The Indians have the raw talent necessary to win, and they are hot at just the right time, with absolutely no signs of slowing down. Additionally, they did not just win during their streak, they dominated. The offense batted .306 during the steak, and their team ERA was an absurd 1.58, which allowed for a positive 105 run differential. All of which happened without Jason Kipnis, Michael Brantley or Miller, meaning the team can only get stronger when those players return to full strength.
I really like Houston’s young and exciting offense, but I don’t think they have a deep enough pitching staff with postseason experience, even with Verlander.
Regarding my hometown Red Sox, as good as Chris Sale, Drew Pomeranz, and the bullpen have been, the Sox have suffered way too much of a power outage without David Ortiz. With the exception of Andrew Benintendi, virtually everyone on last year’s high octane offense has underperformed, and the team basically rode Benintendi, Eduardo Nunez, Rafael Devers and the pitching staff for most of August. I’m uncomfortable with the starting pitching depth past Sale and Pomeranz, and expect the offense to fall apart under any good rotation like the Indians’. I am however, excited to see Price in the bullpen because I feel he could turn into a dominating Andrew Miller-like force.

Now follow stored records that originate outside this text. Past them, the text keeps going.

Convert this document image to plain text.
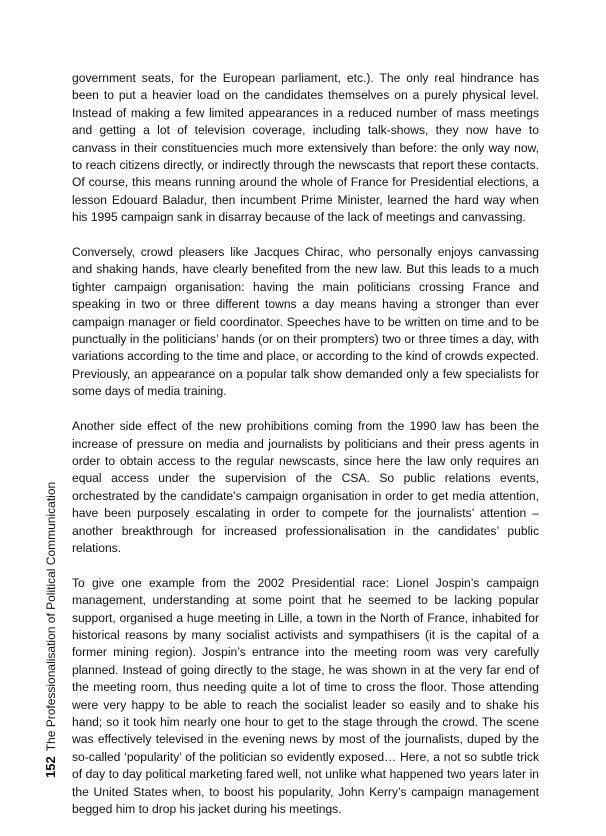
152The Professionalisation of Political Communication

government seats, for the European parliament, etc.). The only real hindrance has been to put a heavier load on the candidates themselves on a purely physical level. Instead of making a few limited appearances in a reduced number of mass meetings and getting a lot of television coverage, including talk-shows, they now have to canvass in their constituencies much more extensively than before: the only way now, to reach citizens directly, or indirectly through the newscasts that report these contacts. Of course, this means running around the whole of France for Presidential elections, a lesson Edouard Baladur, then incumbent Prime Minister, learned the hard way when his 1995 campaign sank in disarray because of the lack of meetings and canvassing.

Conversely, crowd pleasers like Jacques Chirac, who personally enjoys canvassing and shaking hands, have clearly benefited from the new law. But this leads to a much tighter campaign organisation: having the main politicians crossing France and speaking in two or three different towns a day means having a stronger than ever campaign manager or field coordinator. Speeches have to be written on time and to be punctually in the politicians’ hands (or on their prompters) two or three times a day, with variations according to the time and place, or according to the kind of crowds expected. Previously, an appearance on a popular talk show demanded only a few specialists for some days of media training.

Another side effect of the new prohibitions coming from the 1990 law has been the increase of pressure on media and journalists by politicians and their press agents in order to obtain access to the regular newscasts, since here the law only requires an equal access under the supervision of the CSA. So public relations events, orchestrated by the candidate’s campaign organisation in order to get media attention, have been purposely escalating in order to compete for the journalists’ attention – another breakthrough for increased professionalisation in the candidates’ public relations.

To give one example from the 2002 Presidential race: Lionel Jospin’s campaign management, understanding at some point that he seemed to be lacking popular support, organised a huge meeting in Lille, a town in the North of France, inhabited for historical reasons by many socialist activists and sympathisers (it is the capital of a former mining region). Jospin’s entrance into the meeting room was very carefully planned. Instead of going directly to the stage, he was shown in at the very far end of the meeting room, thus needing quite a lot of time to cross the floor. Those attending were very happy to be able to reach the socialist leader so easily and to shake his hand; so it took him nearly one hour to get to the stage through the crowd. The scene was effectively televised in the evening news by most of the journalists, duped by the so-called ‘popularity’ of the politician so evidently exposed… Here, a not so subtle trick of day to day political marketing fared well, not unlike what happened two years later in the United States when, to boost his popularity, John Kerry’s campaign management begged him to drop his jacket during his meetings.
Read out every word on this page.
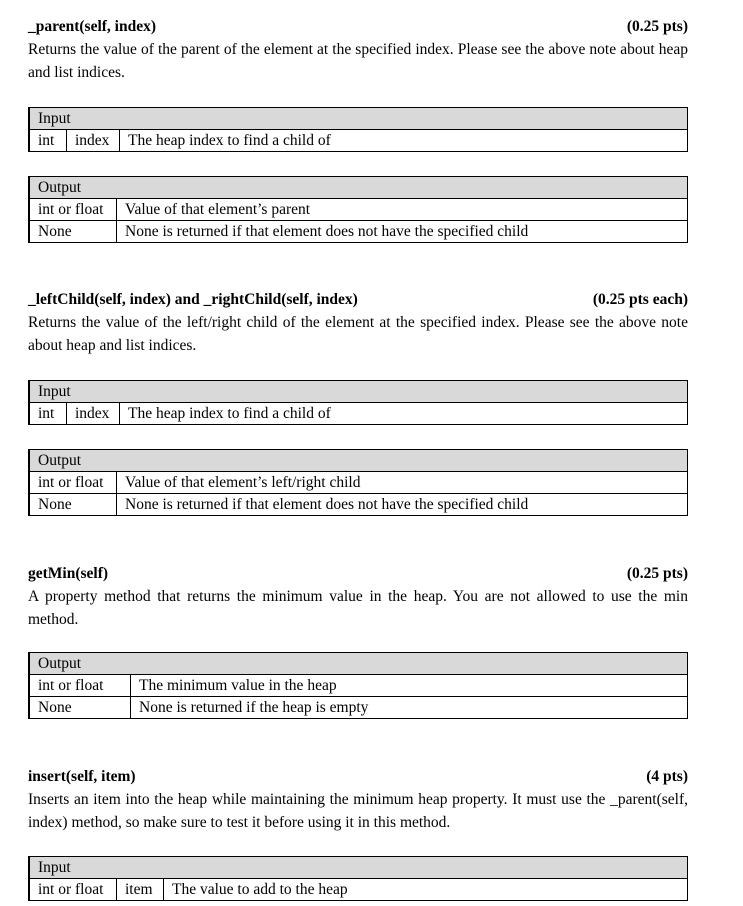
_parent(self, index)	(0.25 pts)

Returns the value of the parent of the element at the specified index. Please see the above note about heap and list indices.

Input
int	index	The heap index to find a child of
Output	
int or float	Value of that element’s parent
None	None is returned if that element does not have the specified child
_leftChild(self, index) and _rightChild(self, index)	(0.25 pts each)

Returns the value of the left/right child of the element at the specified index. Please see the above note about heap and list indices.

Input
int	index	The heap index to find a child of
Output	
int or float	Value of that element’s left/right child
None	None is returned if that element does not have the specified child
getMin(self)	(0.25 pts)

A property method that returns the minimum value in the heap. You are not allowed to use the min method.

Output	
int or float	The minimum value in the heap
None	None is returned if the heap is empty
insert(self, item)	(4 pts)

Inserts an item into the heap while maintaining the minimum heap property. It must use the _parent(self, index) method, so make sure to test it before using it in this method.

Input
int or float	item	The value to add to the heap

My sleeper team to look for is also the Yankees. I think Andrew’s stats do a very good job of showing how well they’ve been performing of late. Overshadowed by Sale and Corey Kluber, Luis Severino has been quietly putting together a dominant season on the mound, and Aaron Judge is starting to heat up again and has the potential to put on a show during the playoffs.
The story line I’m looking forward to watching is the AL Cy Young Award race. Kluber has looked excellent recently, but Sale recently dominated the Baltimore Orioles with 13 strikeouts (including his 300th) and zero earned runs in eight innings pitched. I would love to see a potential ALCS matchup between the two as a fight for the crown.
SA: Also quite overlooked, another storyline to consider is if the defending champion Cubs will be able to repeat. Most of the media coverage overlooked the Cubs after they started dealing with injuries and their starting pitching rotation, led by former Cy Young Award winner Jake Arrieta, started to post dismal numbers. The team was hovering around .500 most of the season, but a late season push got them on top of their division. Can they pull off last year’s magic and win again?